Отдельные фрагменты нашей жизни характерны для казарменного быта любой воинской части. Спали на одноярусных железных кроватях в больших комнатах, которые по-флотски назывались кубриками. Каждый класс (25 чел.) размещался в 1-2 помещениях. После вечерней поверки (переклички в строю) и умывания все занимали свои койки. На каждой кровати с жёсткой металлической сеткой был ватный матрац, подушка с наволочкой, две простыни (одна служила пододеяльником), два полотенца (для лица и ног) и лёгкое байковое одеяло Горячей воды в умывальной комнате, конечно, не было. Зимой вода была лёдяной, и это в какой-то мере способствовало физической закалке и спартанскому воспитанию. Постельное бельё менялось регулярно (1 раз в неделю) вместе с нательным бельём после похода в баню. Своей бани в училище не было, пользовались городской баней, куда ходили, как и всюду, строем. В первые годы учёбы к постельному белью придавалась и длинная ночная рубашка, кажется, из искусственного шёлка, говорили, трофейного происхождения, облачение в которую было обязательным. Вскоре от частых стирок ночные рубашки пришли в негодность, замены им не было, и мы спали раздетыми. Одежду при отходе ко сну аккуратно складывали в строго установленном порядке на прикроватные табуретки, а трусы вешали на заднюю спинку кровати. Периодически отход ко сну проверялся специально выделенным обеспечивающим офицером или старшиной. Нарушения распорядка дня и установленного порядка карались нарядами вне очереди (в том числе и на вечернее мытьё гальюна), лишением увольнения в город и другими взысканиями. Если проверяющему лицу не нравилось что-то в заправке одежды или непорядок в кубрике, мог быть сыгран подъём по тревоге, построение с нотацией за недостатки, и снова отбой. Иногда это повторялось дважды. В установленное распорядком время (в 22 часа) давалась команда «отбой», и гасился свет. Это входило в обязанность дежурной службы, состоявшей из воспитанников этой же роты.

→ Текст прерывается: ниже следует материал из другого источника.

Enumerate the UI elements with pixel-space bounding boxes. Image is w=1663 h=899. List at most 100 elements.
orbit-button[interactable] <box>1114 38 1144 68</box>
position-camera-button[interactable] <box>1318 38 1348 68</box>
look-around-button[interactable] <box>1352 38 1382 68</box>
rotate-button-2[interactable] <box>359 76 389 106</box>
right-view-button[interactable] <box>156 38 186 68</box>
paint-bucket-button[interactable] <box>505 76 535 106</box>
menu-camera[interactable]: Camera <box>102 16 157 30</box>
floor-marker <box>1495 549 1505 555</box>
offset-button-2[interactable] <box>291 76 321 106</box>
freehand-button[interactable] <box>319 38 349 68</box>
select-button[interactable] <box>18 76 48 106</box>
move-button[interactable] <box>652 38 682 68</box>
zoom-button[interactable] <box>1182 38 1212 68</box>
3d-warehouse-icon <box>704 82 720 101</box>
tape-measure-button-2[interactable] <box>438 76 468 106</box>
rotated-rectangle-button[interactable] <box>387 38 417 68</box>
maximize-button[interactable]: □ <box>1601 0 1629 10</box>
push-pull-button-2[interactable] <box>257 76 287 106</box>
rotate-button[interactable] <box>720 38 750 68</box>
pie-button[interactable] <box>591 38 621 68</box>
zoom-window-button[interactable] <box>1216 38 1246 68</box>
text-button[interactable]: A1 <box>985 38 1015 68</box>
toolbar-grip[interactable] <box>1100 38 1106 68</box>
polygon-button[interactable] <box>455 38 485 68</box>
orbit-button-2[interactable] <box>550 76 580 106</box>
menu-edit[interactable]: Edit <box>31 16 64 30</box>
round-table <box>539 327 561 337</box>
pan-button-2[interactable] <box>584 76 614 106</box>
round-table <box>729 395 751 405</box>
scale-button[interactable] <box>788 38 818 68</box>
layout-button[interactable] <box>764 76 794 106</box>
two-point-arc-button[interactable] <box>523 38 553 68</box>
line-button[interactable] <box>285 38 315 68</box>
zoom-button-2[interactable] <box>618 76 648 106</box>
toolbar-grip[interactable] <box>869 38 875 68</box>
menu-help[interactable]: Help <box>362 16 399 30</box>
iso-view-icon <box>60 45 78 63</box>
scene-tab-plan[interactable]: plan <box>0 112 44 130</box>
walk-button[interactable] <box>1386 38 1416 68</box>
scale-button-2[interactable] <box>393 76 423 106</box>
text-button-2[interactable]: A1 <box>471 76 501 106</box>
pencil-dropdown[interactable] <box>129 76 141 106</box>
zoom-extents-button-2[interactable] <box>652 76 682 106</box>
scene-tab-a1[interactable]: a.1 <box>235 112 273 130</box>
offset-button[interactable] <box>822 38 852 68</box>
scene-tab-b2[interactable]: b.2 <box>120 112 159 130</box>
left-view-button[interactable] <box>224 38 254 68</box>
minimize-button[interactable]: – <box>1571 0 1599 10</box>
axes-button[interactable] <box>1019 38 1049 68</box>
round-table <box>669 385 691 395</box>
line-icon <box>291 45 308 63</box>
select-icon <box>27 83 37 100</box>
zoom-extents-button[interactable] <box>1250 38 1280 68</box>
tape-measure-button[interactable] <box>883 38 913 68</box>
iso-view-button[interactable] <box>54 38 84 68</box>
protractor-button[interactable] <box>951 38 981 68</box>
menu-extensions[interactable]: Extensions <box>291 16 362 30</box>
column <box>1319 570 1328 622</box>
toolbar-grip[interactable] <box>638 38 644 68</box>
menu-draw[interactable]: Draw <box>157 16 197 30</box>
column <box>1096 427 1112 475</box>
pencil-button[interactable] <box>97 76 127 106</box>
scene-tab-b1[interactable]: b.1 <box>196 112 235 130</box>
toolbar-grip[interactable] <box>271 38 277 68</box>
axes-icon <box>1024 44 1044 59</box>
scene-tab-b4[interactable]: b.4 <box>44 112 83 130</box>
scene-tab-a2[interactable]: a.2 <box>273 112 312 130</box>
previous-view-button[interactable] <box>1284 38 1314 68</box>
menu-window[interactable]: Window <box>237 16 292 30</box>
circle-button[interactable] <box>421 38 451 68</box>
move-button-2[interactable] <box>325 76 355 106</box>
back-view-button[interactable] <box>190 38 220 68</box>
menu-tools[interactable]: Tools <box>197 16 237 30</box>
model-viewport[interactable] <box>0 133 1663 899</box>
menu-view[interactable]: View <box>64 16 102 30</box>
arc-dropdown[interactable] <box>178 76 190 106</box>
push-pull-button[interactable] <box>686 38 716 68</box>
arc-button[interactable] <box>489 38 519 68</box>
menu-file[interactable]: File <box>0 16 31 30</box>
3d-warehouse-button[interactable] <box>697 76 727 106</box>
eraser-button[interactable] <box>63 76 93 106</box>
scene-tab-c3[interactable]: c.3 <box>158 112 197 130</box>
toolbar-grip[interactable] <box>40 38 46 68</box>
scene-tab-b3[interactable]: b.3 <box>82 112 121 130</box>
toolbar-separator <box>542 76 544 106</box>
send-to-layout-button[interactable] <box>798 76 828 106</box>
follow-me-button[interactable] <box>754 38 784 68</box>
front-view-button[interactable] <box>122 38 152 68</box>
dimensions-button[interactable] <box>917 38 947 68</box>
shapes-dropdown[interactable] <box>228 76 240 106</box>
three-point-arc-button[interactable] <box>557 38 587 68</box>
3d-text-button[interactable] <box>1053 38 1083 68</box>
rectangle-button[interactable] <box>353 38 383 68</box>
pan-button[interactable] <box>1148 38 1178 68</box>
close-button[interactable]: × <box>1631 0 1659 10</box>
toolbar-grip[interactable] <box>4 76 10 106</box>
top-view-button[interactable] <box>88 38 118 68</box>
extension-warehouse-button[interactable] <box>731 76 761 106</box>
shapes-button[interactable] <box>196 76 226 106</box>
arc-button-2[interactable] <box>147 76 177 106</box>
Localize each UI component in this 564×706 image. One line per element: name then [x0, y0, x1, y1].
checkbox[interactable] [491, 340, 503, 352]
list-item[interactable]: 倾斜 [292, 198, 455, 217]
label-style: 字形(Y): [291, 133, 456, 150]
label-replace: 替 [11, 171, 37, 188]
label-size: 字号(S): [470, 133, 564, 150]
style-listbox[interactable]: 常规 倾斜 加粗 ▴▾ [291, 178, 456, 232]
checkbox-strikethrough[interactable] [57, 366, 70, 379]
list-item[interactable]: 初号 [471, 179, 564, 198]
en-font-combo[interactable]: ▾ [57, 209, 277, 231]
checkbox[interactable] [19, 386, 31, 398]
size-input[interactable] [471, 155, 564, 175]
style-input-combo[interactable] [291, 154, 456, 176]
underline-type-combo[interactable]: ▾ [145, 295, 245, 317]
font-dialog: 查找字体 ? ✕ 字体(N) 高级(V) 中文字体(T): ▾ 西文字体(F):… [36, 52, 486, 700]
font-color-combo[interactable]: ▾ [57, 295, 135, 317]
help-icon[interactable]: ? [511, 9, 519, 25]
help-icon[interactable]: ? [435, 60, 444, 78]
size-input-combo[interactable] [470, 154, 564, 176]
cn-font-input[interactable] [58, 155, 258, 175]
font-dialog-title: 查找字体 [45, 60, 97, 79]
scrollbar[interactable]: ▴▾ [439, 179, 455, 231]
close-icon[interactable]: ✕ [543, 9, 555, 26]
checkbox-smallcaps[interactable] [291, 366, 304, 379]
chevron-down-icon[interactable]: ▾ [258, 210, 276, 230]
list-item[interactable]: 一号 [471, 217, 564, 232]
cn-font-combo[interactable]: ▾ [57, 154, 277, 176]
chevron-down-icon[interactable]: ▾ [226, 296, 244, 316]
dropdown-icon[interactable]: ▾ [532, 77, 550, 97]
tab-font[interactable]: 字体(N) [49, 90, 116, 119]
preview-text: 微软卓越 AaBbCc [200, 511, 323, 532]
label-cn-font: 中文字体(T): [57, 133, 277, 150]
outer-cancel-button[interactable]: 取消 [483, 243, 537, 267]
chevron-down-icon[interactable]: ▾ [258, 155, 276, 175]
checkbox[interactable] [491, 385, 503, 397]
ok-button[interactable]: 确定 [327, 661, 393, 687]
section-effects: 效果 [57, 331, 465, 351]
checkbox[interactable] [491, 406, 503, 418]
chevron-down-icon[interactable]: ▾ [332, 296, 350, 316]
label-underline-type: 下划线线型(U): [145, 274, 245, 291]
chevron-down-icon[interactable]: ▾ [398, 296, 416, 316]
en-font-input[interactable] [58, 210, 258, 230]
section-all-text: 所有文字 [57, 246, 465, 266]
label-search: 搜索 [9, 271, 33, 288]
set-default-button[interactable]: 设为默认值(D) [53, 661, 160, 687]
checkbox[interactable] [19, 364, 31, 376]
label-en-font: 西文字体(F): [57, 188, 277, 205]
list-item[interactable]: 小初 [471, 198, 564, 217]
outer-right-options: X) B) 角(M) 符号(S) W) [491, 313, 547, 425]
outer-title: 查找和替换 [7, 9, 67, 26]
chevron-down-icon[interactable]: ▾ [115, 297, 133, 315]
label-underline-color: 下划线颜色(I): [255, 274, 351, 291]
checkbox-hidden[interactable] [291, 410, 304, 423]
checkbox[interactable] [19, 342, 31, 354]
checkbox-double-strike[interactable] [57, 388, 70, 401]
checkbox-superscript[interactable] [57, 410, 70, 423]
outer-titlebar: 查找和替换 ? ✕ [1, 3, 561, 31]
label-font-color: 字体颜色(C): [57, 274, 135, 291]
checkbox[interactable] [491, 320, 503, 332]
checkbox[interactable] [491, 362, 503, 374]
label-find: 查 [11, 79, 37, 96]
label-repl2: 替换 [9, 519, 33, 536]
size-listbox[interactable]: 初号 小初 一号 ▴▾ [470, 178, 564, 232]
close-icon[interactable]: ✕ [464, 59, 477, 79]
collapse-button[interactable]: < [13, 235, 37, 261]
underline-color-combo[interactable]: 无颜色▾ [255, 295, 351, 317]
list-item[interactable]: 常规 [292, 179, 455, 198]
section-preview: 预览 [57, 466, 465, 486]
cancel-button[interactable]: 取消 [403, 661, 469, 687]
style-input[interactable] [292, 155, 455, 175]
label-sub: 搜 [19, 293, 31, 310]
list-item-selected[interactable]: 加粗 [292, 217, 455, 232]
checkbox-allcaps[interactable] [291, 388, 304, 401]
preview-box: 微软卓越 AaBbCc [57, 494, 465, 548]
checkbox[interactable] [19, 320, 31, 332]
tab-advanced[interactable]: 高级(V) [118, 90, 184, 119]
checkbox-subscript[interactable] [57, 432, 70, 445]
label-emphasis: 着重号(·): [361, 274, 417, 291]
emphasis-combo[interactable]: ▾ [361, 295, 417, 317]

Подъём осуществлялся по команде дневального, который сначала играл (свистел) сигнал побудки на боцманской дудке, которая входила в экипировку дневального по роте, а затем дублировал голосом: «подъём»!
Утренний распорядок тоже, как правило, контролировался обеспечивающим офицером или старшиной. Необходимо было немедленно вылезти из-под одеяла, откинув его на заднюю спинку кровати (для проветривания постели), в темпе одеться, сбегать в гальюн и встать в строй для движения во двор на физзарядку. На эти действия отводилось всего несколько минут. Одновременно с сигналом побудки дежурная служба объявляла форму одежды на физзарядку. Летом в тёплую погоду на зарядку выходим в трусах, поэтому достаточно натянуть спросонья трусы и рабочие ботинки – «гавы», и боец в строю. Зимой сложнее – за это же время надо успеть надеть всю экипировку. В очень холодные дни при температуре, если не ошибаюсь, ниже 20 градусов проводилась прогулка в шинелях.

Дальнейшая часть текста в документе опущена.